You're scrolling through Reddit while you're driving to work.

And you're not gonna look up until I say the keywords

-like Drake, Jordans or Narendra Modi.

But I understand why you're distracted.

The Internet is so hard to put down.

The Internet is a drug.

The digital cocaine of our time.

Electronic cocaineordigital heroin.”

Some folks call itInternet crack.”

I can't survive. I'm an addict.

I gotta have my Wi-Fi, man.

You don't have to be like, “The Internet is meth!

It's digital black tar heroin, Snapchat is El Chapo.”

We get it.

The Internet is addictive, but we forget not everyone has access to it.

It's something we take for granted.

That's what I want to focus on tonight, Internet inequality.

Millions of Americans are denied access to the Internet,

and the U.S. government is making it worse.

Even presidential candidates want to fix this

and make it a part of their campaign.

We improve the infrastructure. We improve broadband.

Rural broadband.

Lightening fast broadband.

Universal broadband.

We have a problem with broadband where people cannot start businesses

in their hometown or finish their education

after high school because they can't get online.

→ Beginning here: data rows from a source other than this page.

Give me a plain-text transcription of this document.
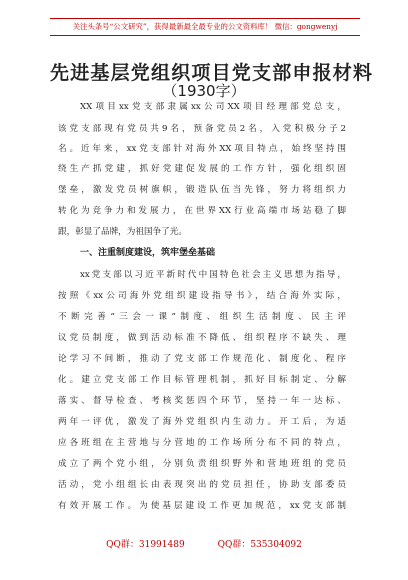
关注头条号“公文研究”，获得最新最全最专业的公文资料库！ 微信：gongwenyj
先进基层党组织项目党支部申报材料
（1930字）
XX项目xx党支部隶属xx公司XX项目经理部党总支，
该党支部现有党员共9名，预备党员2名，入党积极分子2
名。近年来，xx党支部针对海外XX项目特点，始终坚持围
绕生产抓党建，抓好党建促发展的工作方针，强化组织固
堡垒，激发党员树旗帜，锻造队伍当先锋，努力将组织力
转化为竞争力和发展力，在世界XX行业高端市场站稳了脚
跟，彰显了品牌，为祖国争了光。
一、注重制度建设，筑牢堡垒基础
xx党支部以习近平新时代中国特色社会主义思想为指导，
按照《xx公司海外党组织建设指导书》，结合海外实际，
不断完善“三会一课”制度、组织生活制度、民主评
议党员制度，做到活动标准不降低、组织程序不缺失、理
论学习不间断，推动了党支部工作规范化、制度化、程序
化。建立党支部工作目标管理机制，抓好目标制定、分解
落实、督导检查、考核奖惩四个环节，坚持一年一达标、
两年一评优，激发了海外党组织内生动力。开工后，为适
应各班组在主营地与分营地的工作场所分布不同的特点，
成立了两个党小组，分别负责组织野外和营地班组的党员
活动，党小组组长由表现突出的党员担任，协助支部委员
有效开展工作。为使基层建设工作更加规范，xx党支部制
QQ群：31991489	QQ群：535304092
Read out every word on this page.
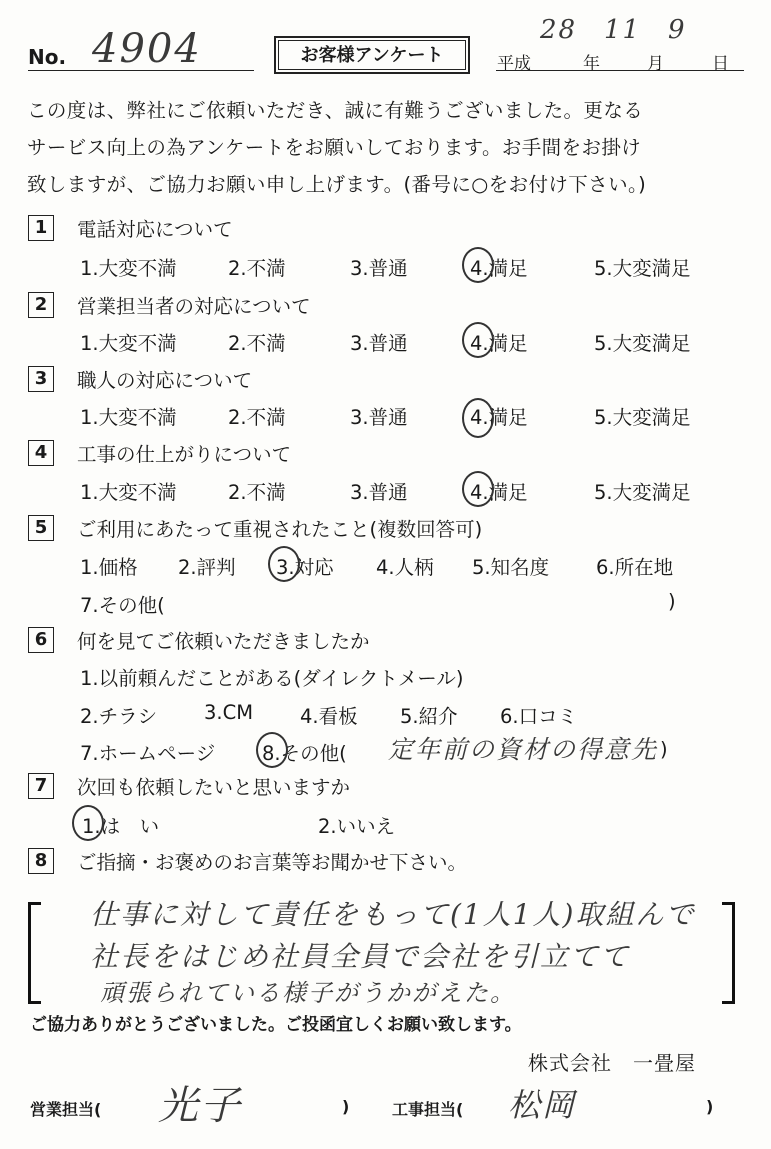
No. 4904	お客様アンケート	平成
28
年
11
月
9
日
この度は、弊社にご依頼いただき、誠に有難うございました。更なる
サービス向上の為アンケートをお願いしております。お手間をお掛け
致しますが、ご協力お願い申し上げます。(番号に○をお付け下さい。)
1	電話対応について
1.大変不満	2.不満	3.普通	4.満足	5.大変満足
2	営業担当者の対応について
1.大変不満	2.不満	3.普通	4.満足	5.大変満足
3	職人の対応について
1.大変不満	2.不満	3.普通	4.満足	5.大変満足
4	工事の仕上がりについて
1.大変不満	2.不満	3.普通	4.満足	5.大変満足
5	ご利用にあたって重視されたこと(複数回答可)
1.価格 2.評判 3.対応 4.人柄 5.知名度 6.所在地
7.その他(	)
6	何を見てご依頼いただきましたか
1.以前頼んだことがある(ダイレクトメール)
2.チラシ 3.CM 4.看板 5.紹介 6.口コミ
7.ホームページ 8.その他( 定年前の資材の得意先 )
7	次回も依頼したいと思いますか
1.は　い	2.いいえ
8	ご指摘・お褒めのお言葉等お聞かせ下さい。
仕事に対して責任をもって(1人1人)取組んで
社長をはじめ社員全員で会社を引立てて
頑張られている様子がうかがえた。
ご協力ありがとうございました。ご投函宜しくお願い致します。
株式会社　一畳屋
営業担当( 光子	)	工事担当( 松岡	)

They can't go to Tinder and find a date tonight, to find that special person

who's gonna make the difference in their lives.

Beto's like, “Look, Bernie's not out here fighting for your pleasure.

He thinks orgasms are for the 1%.

I'm out here fighting for your right to fuck.”

By the way, you missed the best part of that video.

Look at the dude in the bottom left.

Because they can't get online.

They can go to Tinder

and find a date tonight, to find that special person.

who's going to make a difference in their lives.

He's like, “Oh, my God. Why didn't I support Elizabeth Warren?”

This digital divide hits poor and rural Americans the hardest.

30% of rural Americans don't have broadband access.

And when I say broadband,

I am talking about fixed broadband.

The kind where that, you know, the sweaty dude in cargo pants comes into your apartment

and plugs stuff in.

Which is different from mobile broadband, like 4G,

which is basically your cell phone. People mix up fixed and 4G all the time.

It's like Charlie Hunnam and Garrett Hedlund.

They do the same thing for you, but they are, in fact, different.

The Internet is an essential utility. It's like electricity or water.

Now, let's be real, if you had to fuck, marry, kill:

electricity, water, and the Internet...

...you would definitely marry the Internet,

and you would fuck electricity just for the thrill.

I mean the socket's right there, you go for it.

Don't act like you wouldn't.

But I'm serious.

Listen, we rely on the Internet in critical ways you may not realize.

Like, when you need to see a doctor immediately.

It's faster for us to always use tele-neurology,

because our physicians are not 24 hours a day in the building.

And so we can actually get a physician to the bedside of a patient

within three to six minutes.

Every minute that we waste

is potentially more brain function that's lost.

This is the future.

Everything is happening online: health care, housing, employment, safety,

and especially education.

About three million kids across the country

have trouble completing their homework because they don't have adequate Internet.

That's why some people are taking extreme steps to solve the problem.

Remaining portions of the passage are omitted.